Grade: C
If imitation truly is the sincerest form of flattery, R.W. Goodwin must be one of the sincerest people in Hollywood. (Some might say he wouldn’t have much competition.) His “Alien Trespass” tries to copy a typical sci-fi horror movie of the late 1950s as accurately as possible. And it largely succeeds. It has moments of deliberate fun-poking and inside joking: when toward the close an alien called Urp is referred to as “Marshal Urp,” anyone who remembers Hugh O’Brian’s television series of the day will chuckle, and when a theatre is featured showing “The Blob,” the comparison is forced down your throat.
But Goodwin’s movie isn’t an outright spoof or send-up, like “Eight Legged Freaks.” Or an effort to turn B-movie shlock into an A-movie blockbuster, like “Arachnophobia” or “Alien.” It’s truly a scene-by-scene, almost line-by-line homage, an affectionate tribute to a genre the director and his cohorts obviously love, with nods to more examples of it than one can count.

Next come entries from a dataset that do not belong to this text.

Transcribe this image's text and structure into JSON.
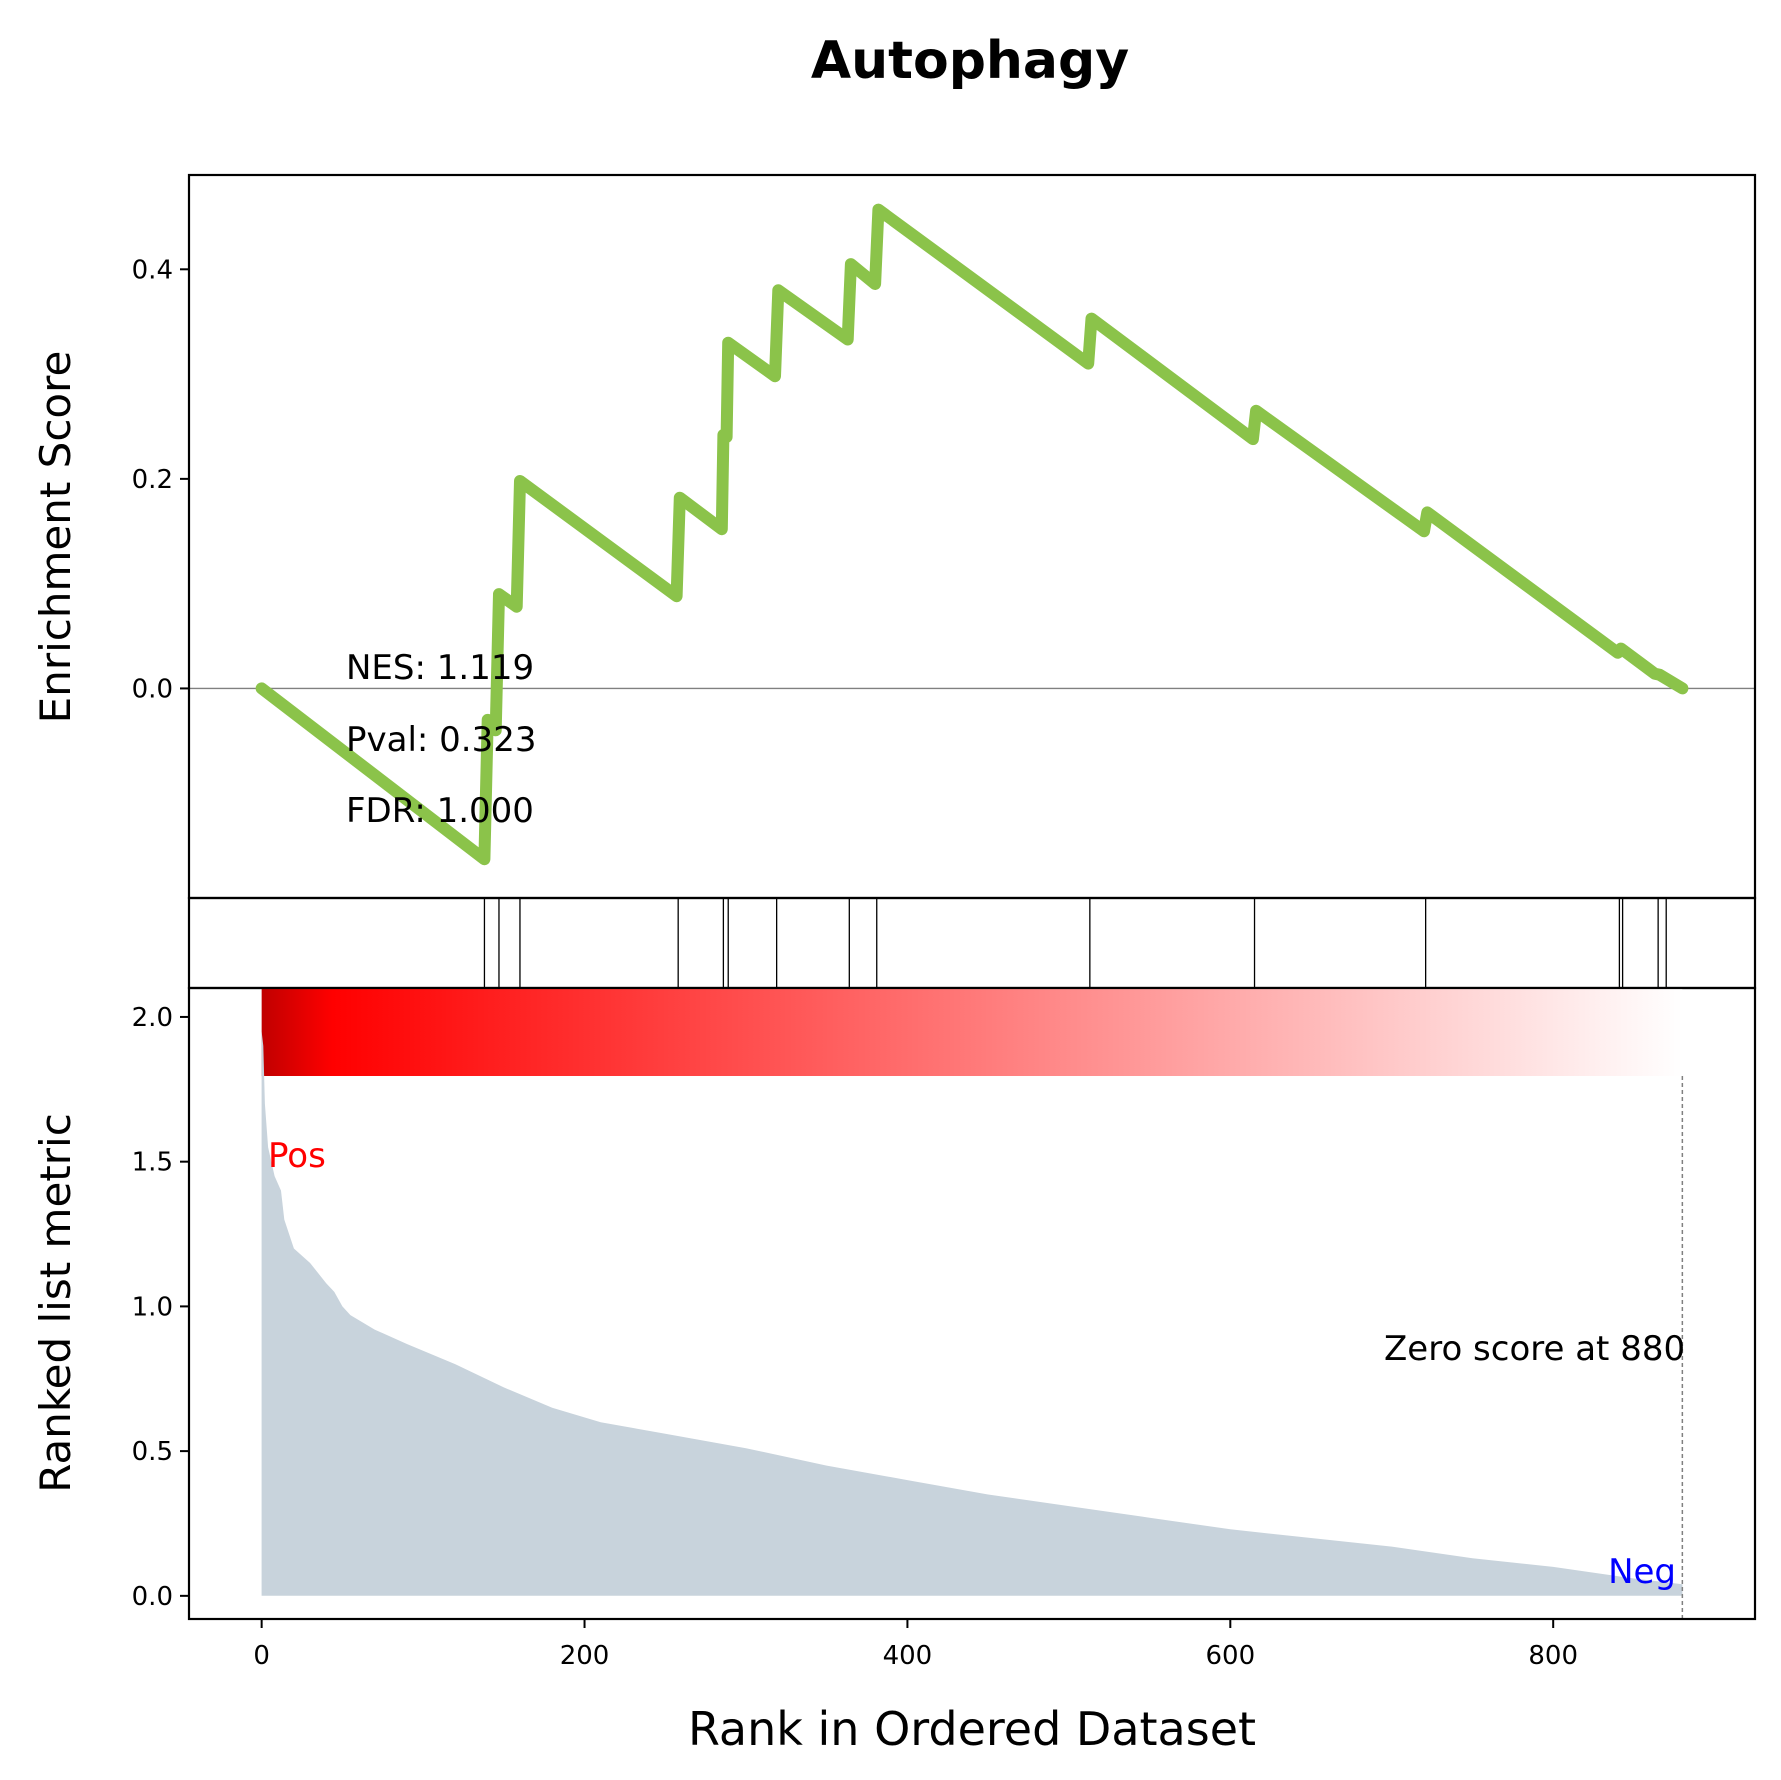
{
  "chart_data": {
    "type": "line",
    "title": "Autophagy",
    "es_panel": {
      "ylabel": "Enrichment Score",
      "ylim": [
        -0.2,
        0.49
      ],
      "yticks": [
        0.0,
        0.2,
        0.4
      ],
      "ytick_labels": [
        "0.0",
        "0.2",
        "0.4"
      ],
      "line_color": "#8bc34a",
      "zero_line_color": "#808080",
      "points": [
        [
          0,
          0.0
        ],
        [
          138,
          -0.163
        ],
        [
          140,
          -0.03
        ],
        [
          145,
          -0.04
        ],
        [
          147,
          0.09
        ],
        [
          158,
          0.078
        ],
        [
          160,
          0.198
        ],
        [
          257,
          0.088
        ],
        [
          259,
          0.182
        ],
        [
          285,
          0.152
        ],
        [
          286,
          0.242
        ],
        [
          288,
          0.24
        ],
        [
          289,
          0.33
        ],
        [
          318,
          0.298
        ],
        [
          320,
          0.38
        ],
        [
          363,
          0.333
        ],
        [
          365,
          0.405
        ],
        [
          380,
          0.386
        ],
        [
          382,
          0.457
        ],
        [
          512,
          0.31
        ],
        [
          514,
          0.353
        ],
        [
          614,
          0.238
        ],
        [
          616,
          0.265
        ],
        [
          720,
          0.15
        ],
        [
          722,
          0.168
        ],
        [
          840,
          0.034
        ],
        [
          842,
          0.038
        ],
        [
          863,
          0.014
        ],
        [
          866,
          0.013
        ],
        [
          880,
          0.0
        ]
      ],
      "stats": [
        "NES: 1.119",
        "Pval: 0.323",
        "FDR: 1.000"
      ]
    },
    "hits": [
      138,
      147,
      160,
      258,
      286,
      289,
      319,
      364,
      381,
      513,
      615,
      721,
      841,
      843,
      865,
      870
    ],
    "heatmap": {
      "start_color": "#c00000",
      "peak_color": "#ff0000",
      "end_color": "#ffffff"
    },
    "rank_panel": {
      "ylabel": "Ranked list metric",
      "ylim": [
        -0.08,
        2.1
      ],
      "yticks": [
        0.0,
        0.5,
        1.0,
        1.5,
        2.0
      ],
      "ytick_labels": [
        "0.0",
        "0.5",
        "1.0",
        "1.5",
        "2.0"
      ],
      "fill_color": "#c8d3dc",
      "pos_label": "Pos",
      "pos_color": "#ff0000",
      "neg_label": "Neg",
      "neg_color": "#0000ff",
      "zero_label": "Zero score at 880",
      "zero_rank": 880,
      "metric_points": [
        [
          0,
          1.95
        ],
        [
          1,
          1.9
        ],
        [
          2,
          1.7
        ],
        [
          4,
          1.55
        ],
        [
          8,
          1.45
        ],
        [
          12,
          1.4
        ],
        [
          14,
          1.3
        ],
        [
          20,
          1.2
        ],
        [
          30,
          1.15
        ],
        [
          40,
          1.08
        ],
        [
          45,
          1.05
        ],
        [
          50,
          1.0
        ],
        [
          55,
          0.97
        ],
        [
          70,
          0.92
        ],
        [
          90,
          0.87
        ],
        [
          120,
          0.8
        ],
        [
          150,
          0.72
        ],
        [
          180,
          0.65
        ],
        [
          210,
          0.6
        ],
        [
          250,
          0.56
        ],
        [
          300,
          0.51
        ],
        [
          350,
          0.45
        ],
        [
          400,
          0.4
        ],
        [
          450,
          0.35
        ],
        [
          500,
          0.31
        ],
        [
          550,
          0.27
        ],
        [
          600,
          0.23
        ],
        [
          650,
          0.2
        ],
        [
          700,
          0.17
        ],
        [
          750,
          0.13
        ],
        [
          800,
          0.1
        ],
        [
          850,
          0.06
        ],
        [
          880,
          0.04
        ]
      ]
    },
    "xlabel": "Rank in Ordered Dataset",
    "xlim": [
      -45,
      925
    ],
    "xticks": [
      0,
      200,
      400,
      600,
      800
    ],
    "xtick_labels": [
      "0",
      "200",
      "400",
      "600",
      "800"
    ]
  }
}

The formula is tried-and-true. A spaceship crash-lands in the California desert near a small town. It disgorges a one-eyed crawly beast with one huge red eye and a tentacle, looking a bit like the absurd carrot-shaped thing from Roger Corman’s “It Conquered The World” (1956), that has the power to turn invisible and consumes people, leaving only a puddle of goo in their place. It’s escaped from its captor, the aforesaid Urp, a sort of intergalactic policeman who takes over the body of Ted Lewis (Eric McCormack), the tweedy, pipe-smoking astrologer who’s first on the scene in order to track down the Ghota, as the creature’s called, before it can reproduce and annihilate all life on earth.
The usual assemblage of other characters get involved. There’s Ted’s wife (Jody Thompson), and the waitress (Jenni Baird) who’s initially incredulous of his story but eventually becomes his (that is, Urp’s) helper. There are the unbelieving cops—about-to-retire chief (Dan Lauria), hard-ass veteran (Robert Patrick), and a couple of callow deputies. There are the teenagers—squeaky-clean sweethearts Dick (Andrew Dunbar) and Penny (Sarah Smyth), and their rebel wannabe pal Cody (Aaron Brooks). There are a pair of hayseeds (Jonathan Young and Michael Roberds). And more: a sci-fi obsessed kid and his babysitter, an old drunk who lives with his dog in a broken-down cabin near the crash site, a little girl playing in her backyard and her skeptical mother, patrons at a diner and the audience at the theatre showing “The Blob.” Everything they do and say will have a familiar ring to anybody who watched the pictures it’s emulating during the Eisenhower years; even Louis Febre’s score, complete with theremin obbligato, mimics those from the fifties flicks.
Despite all the care, though, and an opening “newsreel” meant to suggest, tongue-in-cheek, that the picture was one that was actually made fifty years ago but suppressed by the studio and never released, “Alien Trespass” feels phony. Perhaps it doesn’t want to be camp, but it inevitably becomes so, because the very effort to replicate its models is so knowing that it comes across as insufferably arch. It doesn’t wink at the audience ostentatiously but seems constantly to be doing so subliminally. And since it can’t stray from its predetermined path, it can offer no surprises. Indeed, doing the expected is all that it’s about.
And that pales pretty quickly. The movie is actually pretty well put together, if you consider it on its own terms. That newsreel is cagily assembled. The performances, though they’re like sketch sets, fit the foreordained mold; David Moxness’ photography uses lots of old-fashioned sweeps and rear-projection shots to ape the period style; the props and costumes are carefully chosen. And that score is uncannily on point.
But ultimately the effect isn’t all that dissimilar from the one Gus Van Sant achieved in his 1998 scene-by-scene remake of “Psycho.” This isn’t as slavish a copy, of course—it cobbles together bits and pieces from all sorts of sources, from “The Day the Earth Stood Still” to “I Married a Monster from Outer Space.” But after awhile it seems nothing more than an exercise—a loving one, perhaps, but one that even the most nostalgic fan is likely to find genial but pointless. A much more successful example of this sort of thing was “Slither” (2006), which was equally precise but came across as less aware and thus looser and more fun.
We’d all love to turn back the clock and relive past pleasures. But none of us can—including Goodwin. Fortunately, the movies that “Alien Trespass” copies are still around. By and large they aren’t very good, but they’re still corny fun. More so than this attempt to clone them, actually.